If the Invader Comes longlisted for the Booker Prize.
My books take a long time to write. I like to work over the material a great deal, getting both hands into the keyboard (like Owen in The Icon Painter) and feeling the substance of the language develop and mould as though it were a variety of clay.
I began to write when I was a teenager. I’d ended up at a mixed comprehensive state school in Hertfordshire, UK, and an inspirational teacher there, who’s still a good friend, ran a play-reading group for sixth formers. Once a month we would meet in someone’s house and spend the evening reading one of the fascinating modern plays being produced at that time. A year or so of this, and I knew what I wanted to do with my life.
I concentrated for a number of years on poetry and plays. It wasn’t until the invention of the affordable mass market Word Processor that I began to feel more comfortable with the novel writing process. My first machine was a little Amstrad ‘PCW’ with no hard drive; it was all I could afford at the time. The text was green on black, and there was only one font. The little printer was so slow that my first novel took a week to print out.
Nevertheless, the device made it possible to work in the way I needed, and it revolutionised my life. Fifteen years and several computers later I had four very well-received novels under my belt. But the times were changing. I realised that before my next project I’d have to make a choice: to write the book I could already feel growing inside me, or to write something much more ‘market friendly’. I chose to follow my intuition, well aware of the financial risks it ran.

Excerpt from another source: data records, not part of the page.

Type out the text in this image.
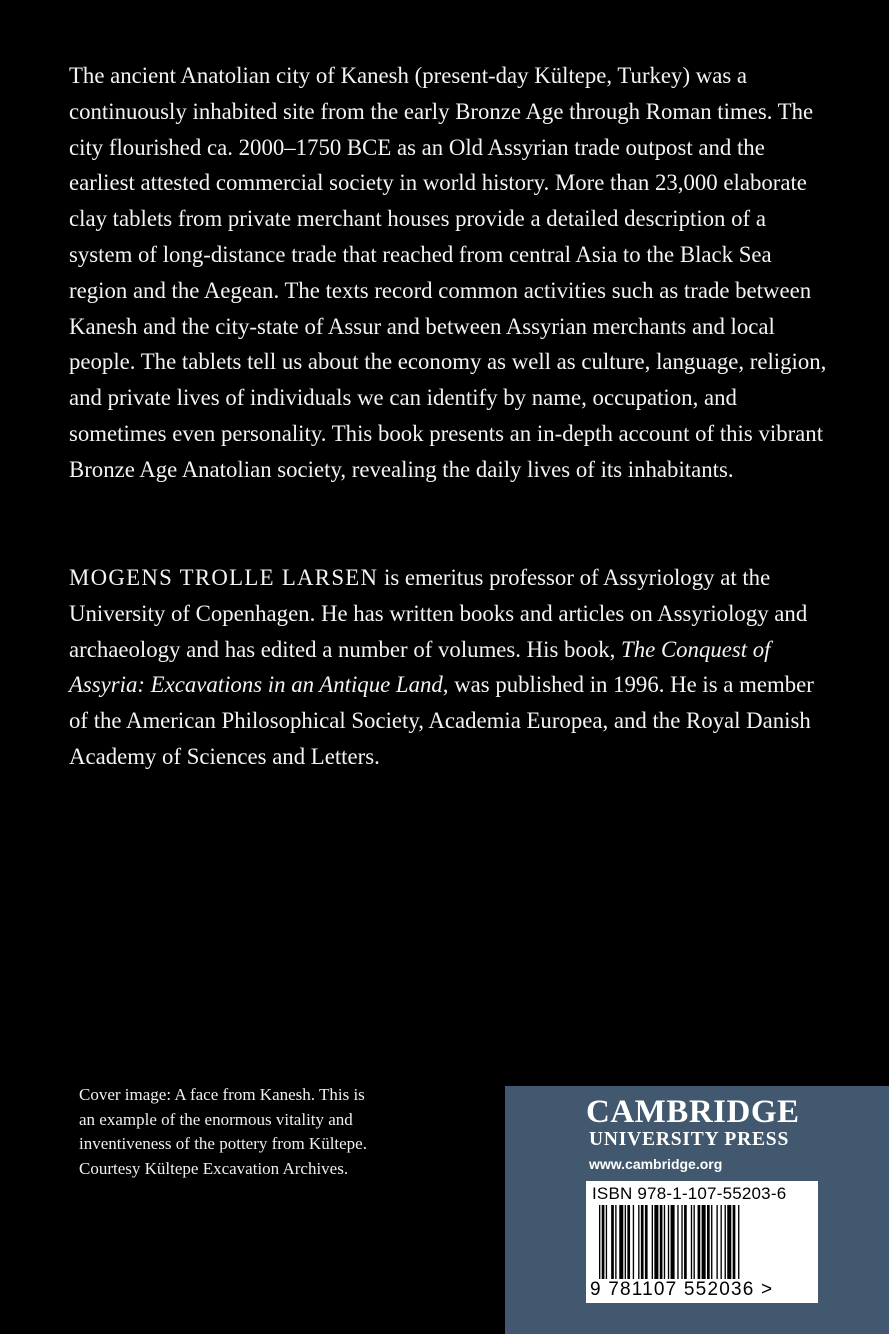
The ancient Anatolian city of Kanesh (present-day Kültepe, Turkey) was a continuously inhabited site from the early Bronze Age through Roman times. The city flourished ca. 2000–1750 BCE as an Old Assyrian trade outpost and the earliest attested commercial society in world history. More than 23,000 elaborate clay tablets from private merchant houses provide a detailed description of a system of long-distance trade that reached from central Asia to the Black Sea region and the Aegean. The texts record common activities such as trade between Kanesh and the city-state of Assur and between Assyrian merchants and local people. The tablets tell us about the economy as well as culture, language, religion, and private lives of individuals we can identify by name, occupation, and sometimes even personality. This book presents an in-depth account of this vibrant Bronze Age Anatolian society, revealing the daily lives of its inhabitants.

MOGENS TROLLE LARSEN is emeritus professor of Assyriology at the University of Copenhagen. He has written books and articles on Assyriology and archaeology and has edited a number of volumes. His book, The Conquest of Assyria: Excavations in an Antique Land, was published in 1996. He is a member of the American Philosophical Society, Academia Europea, and the Royal Danish Academy of Sciences and Letters.

Cover image: A face from Kanesh. This is
an example of the enormous vitality and
inventiveness of the pottery from Kültepe.
Courtesy Kültepe Excavation Archives.
CAMBRIDGE
UNIVERSITY PRESS
www.cambridge.org
ISBN 978-1-107-55203-6
9 781107 552036 >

Even allowing for my very slow technique of working, The Icon Painter surprised me, demanding a prodigious eight years. It wasn’t for want of application: the work was ‘full on’, only excepting the time I then had to take out for my part time job. Quite why the book claimed so many hours, I don’t know. I kept apologising to my agent; but, in the end, I just had to resign myself to the fact that each novel has its own rhythm.

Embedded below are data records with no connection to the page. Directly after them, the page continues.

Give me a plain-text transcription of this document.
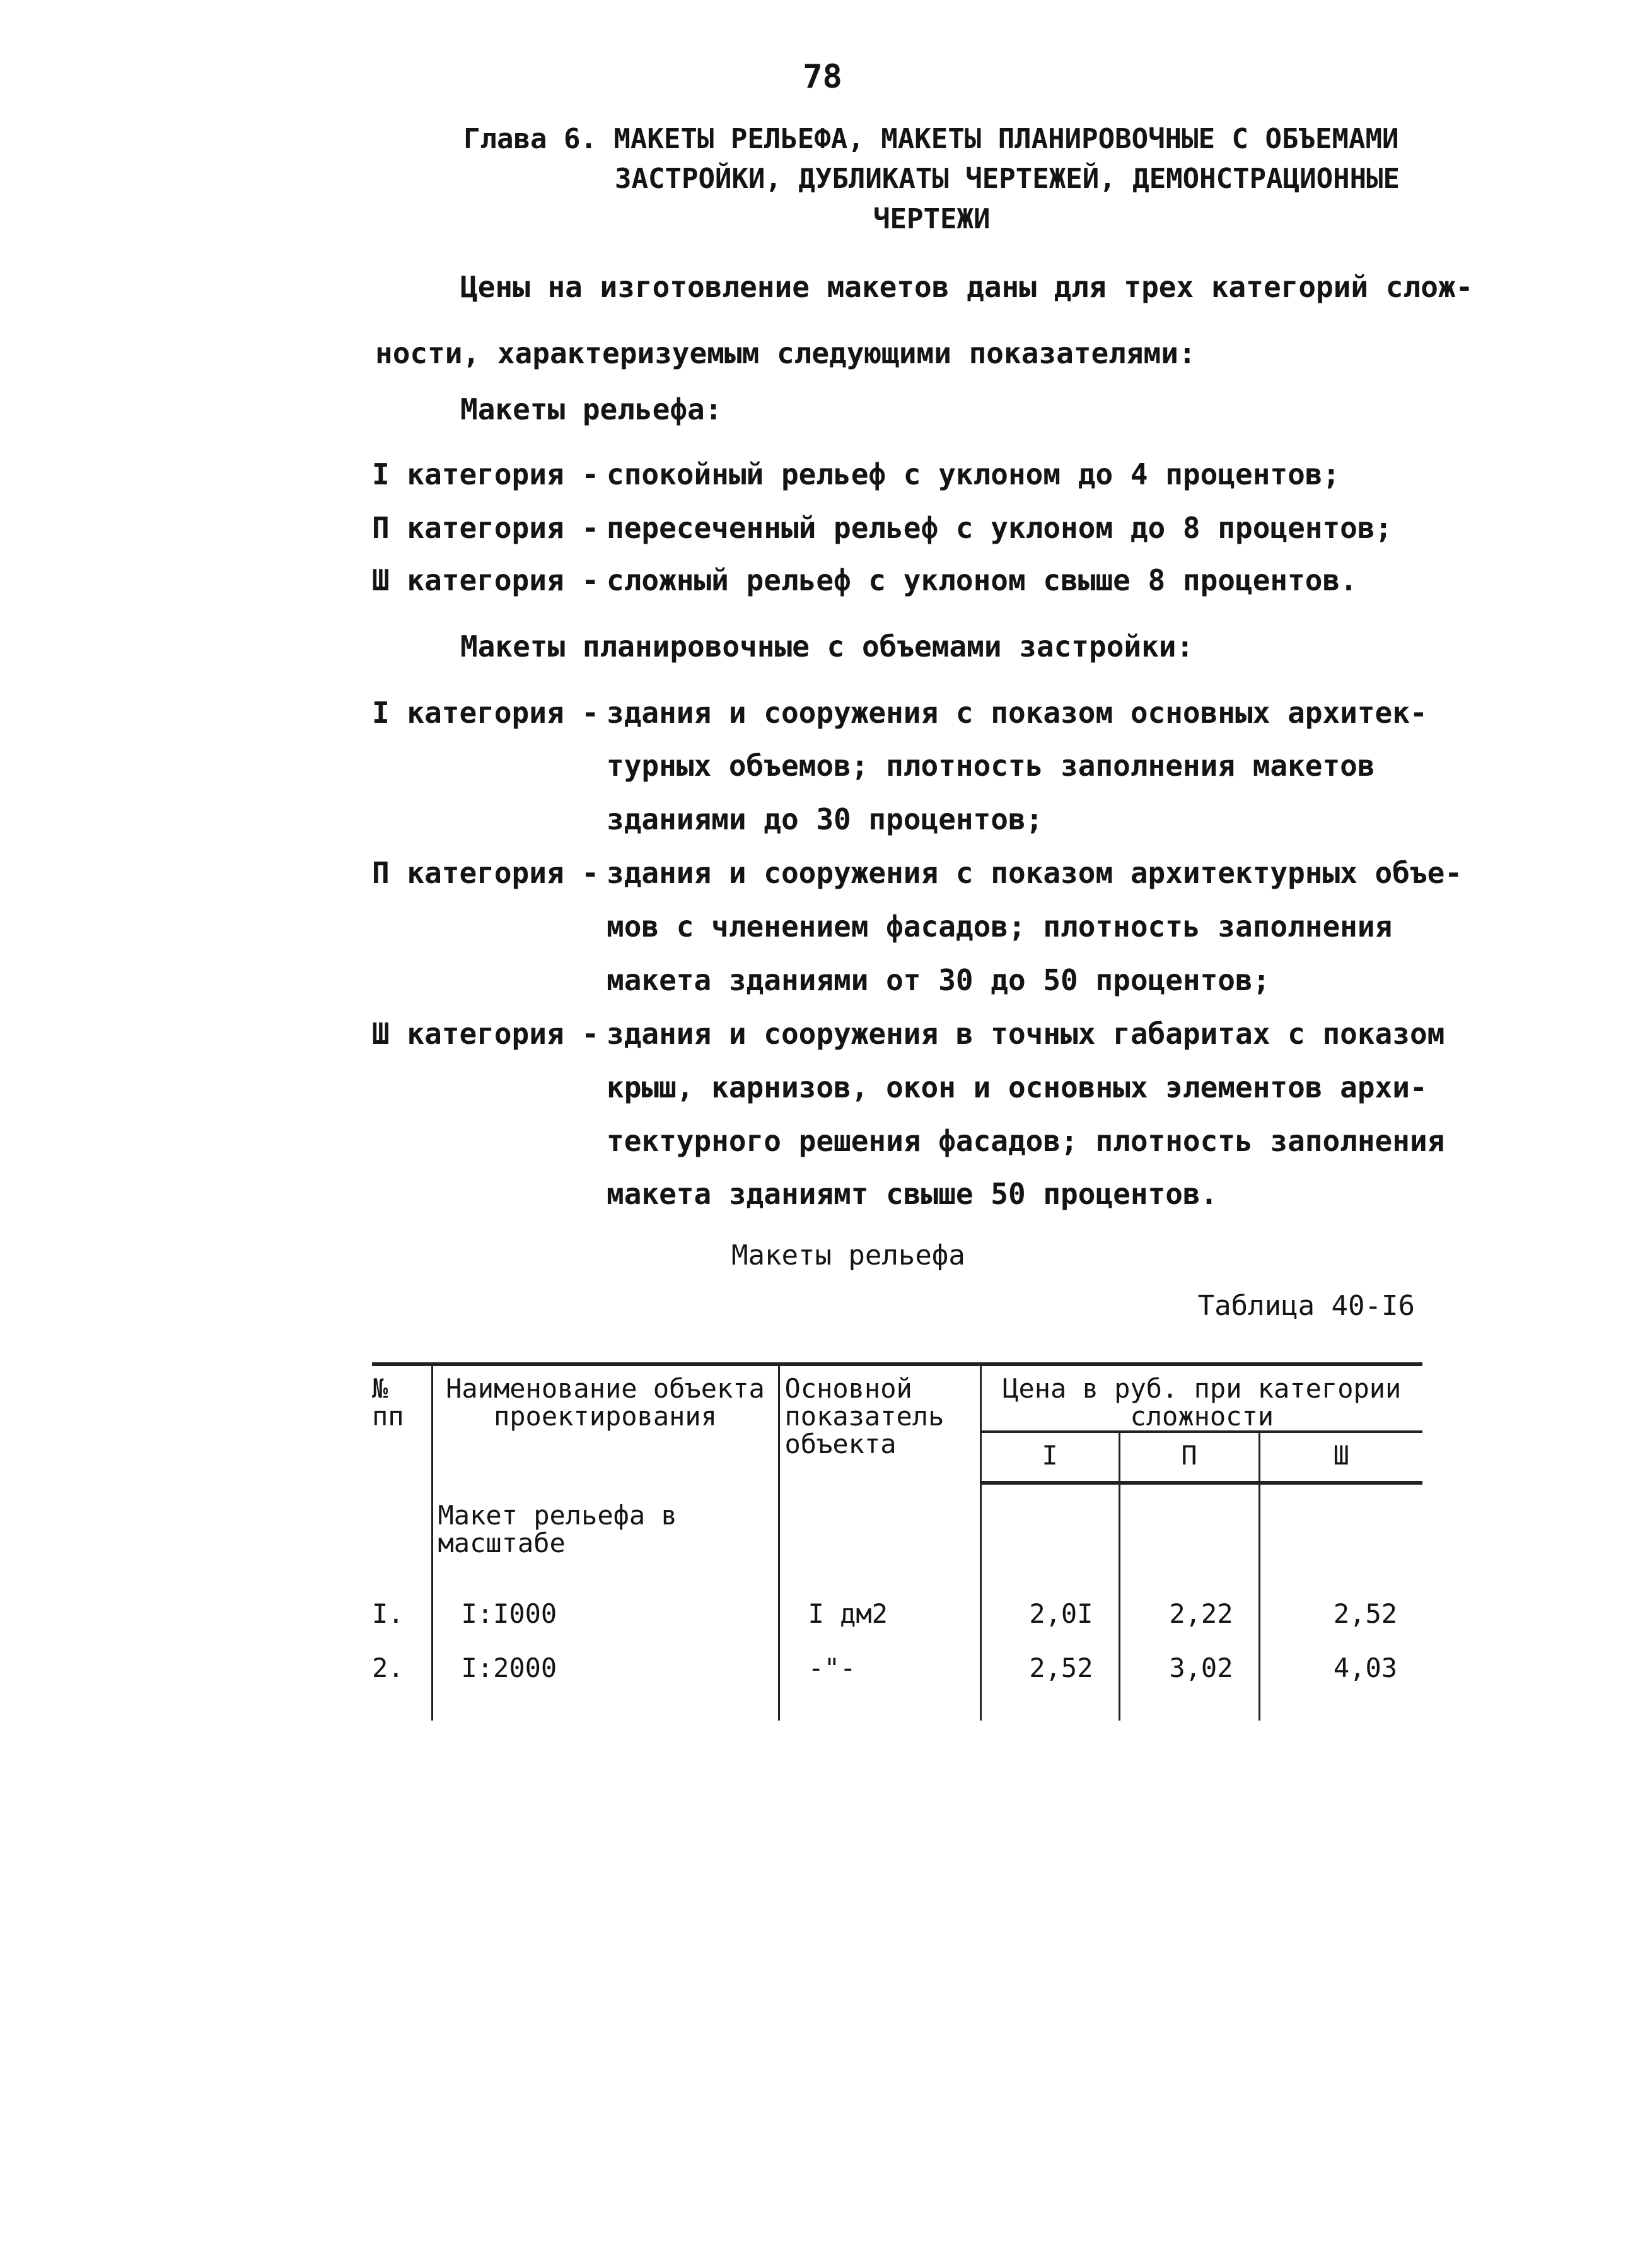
78
Глава 6. МАКЕТЫ РЕЛЬЕФА, МАКЕТЫ ПЛАНИРОВОЧНЫЕ С ОБЪЕМАМИ
ЗАСТРОЙКИ, ДУБЛИКАТЫ ЧЕРТЕЖЕЙ, ДЕМОНСТРАЦИОННЫЕ
ЧЕРТЕЖИ
Цены на изготовление макетов даны для трех категорий слож-
ности, характеризуемым следующими показателями:
Макеты рельефа:
I категория - спокойный рельеф с уклоном до 4 процентов;
П категория - пересеченный рельеф с уклоном до 8 процентов;
Ш категория - сложный рельеф с уклоном свыше 8 процентов.
Макеты планировочные с объемами застройки:
I категория - здания и сооружения с показом основных архитек-
турных объемов; плотность заполнения макетов
зданиями до 30 процентов;
П категория - здания и сооружения с показом архитектурных объе-
мов с членением фасадов; плотность заполнения
макета зданиями от 30 до 50 процентов;
Ш категория - здания и сооружения в точных габаритах с показом
крыш, карнизов, окон и основных элементов архи-
тектурного решения фасадов; плотность заполнения
макета зданиямт свыше 50 процентов.
Макеты рельефа
Таблица 40-I6
№ пп	Наименование объекта проектирования	Основной показатель объекта	Цена в руб. при категории сложности		
			I	П	Ш
	Макет рельефа в масштабе				
I.	I:I000	I дм2	2,0I	2,22	2,52
2.	I:2000	-"-	2,52	3,02	4,03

During those eight years, however, the publishing landscape changed even further. At the centre of it all came the financial crash, and one consequence was that the trade’s appetite for so-called ‘literary’ fiction, already severely diminished, withered to near zero. Yet the interesting thing about The Icon Painter’s long gestation was that electronic publishing became available—quite unexpectedly—in the meantime. That rewrote all the rules. And it gave me the chance to publish the book I wanted to. Now I very much like the sense of control the new environment provides for the writer, and I look forward to publishing more material—both novels and poetry—very soon.